Not all DMs do much of that, though. For instance, I'm more interested in my players giving their PCs detailed personalities, than what two letters are on their sheet. A human in the real world rarely falls within a single alignment with their behavior, and will often have narrow aspects that even fall into opposing alignments. Take a serial killer driven through some psychological flaw to kill certain people. Outside of that one horrific aspect, he might be a fine upstanding person. That's an extreme example, but most people have many such lesser examples riddled throughout their personalities.

I have the world at large respond to the PC's actions and I really don't care what letters they have down for alignment. If they come across one of the rare artifacts where alignment matters, I'll have to make a judgment about their general behavior to see if it matches up, but outside of those rare instances, the players are the ones that decide what their PCs do.

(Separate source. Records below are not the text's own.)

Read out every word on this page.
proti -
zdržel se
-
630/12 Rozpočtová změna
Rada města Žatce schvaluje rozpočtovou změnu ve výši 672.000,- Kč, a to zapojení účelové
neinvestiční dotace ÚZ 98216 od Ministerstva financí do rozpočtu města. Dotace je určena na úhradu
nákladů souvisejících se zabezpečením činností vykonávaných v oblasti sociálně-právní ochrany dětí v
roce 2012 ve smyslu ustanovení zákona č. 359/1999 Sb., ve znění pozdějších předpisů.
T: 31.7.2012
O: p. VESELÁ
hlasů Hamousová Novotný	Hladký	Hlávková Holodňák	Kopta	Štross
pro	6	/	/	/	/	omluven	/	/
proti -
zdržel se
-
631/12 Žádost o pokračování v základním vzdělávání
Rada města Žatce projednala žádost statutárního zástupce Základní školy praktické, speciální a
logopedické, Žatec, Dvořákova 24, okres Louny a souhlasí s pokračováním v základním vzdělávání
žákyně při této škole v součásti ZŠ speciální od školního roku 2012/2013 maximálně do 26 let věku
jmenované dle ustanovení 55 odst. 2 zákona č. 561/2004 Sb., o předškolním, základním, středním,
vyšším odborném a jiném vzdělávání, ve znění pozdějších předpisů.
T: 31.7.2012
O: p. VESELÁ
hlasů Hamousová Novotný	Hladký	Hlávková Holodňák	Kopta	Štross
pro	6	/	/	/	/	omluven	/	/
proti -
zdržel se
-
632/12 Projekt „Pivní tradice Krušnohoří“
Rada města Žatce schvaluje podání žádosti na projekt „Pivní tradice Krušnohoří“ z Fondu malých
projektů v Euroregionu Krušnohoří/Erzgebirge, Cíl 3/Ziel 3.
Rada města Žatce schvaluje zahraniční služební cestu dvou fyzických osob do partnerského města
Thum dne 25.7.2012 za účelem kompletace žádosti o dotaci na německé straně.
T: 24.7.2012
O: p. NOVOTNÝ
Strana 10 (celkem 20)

Alignment in my game is primarily a tool for me. I have too many monsters and NPCs for me to give all or even most of them detailed personalities. I'll do it for the few important ones, but for the rest it's alignment only or alignment plus a quirk or two.
 

Maxperson

Morkus from Orkus
And Jafar can't be LE because he doesn't respect law and order in any way. He just wants power and will basically do anything to get it. NE at best?
Except that he does, because he uses the law to get that power. A NE person wouldn't bother with the law if it was in his way. Were Jafar NE, he would have just killed the Sultan and taken over.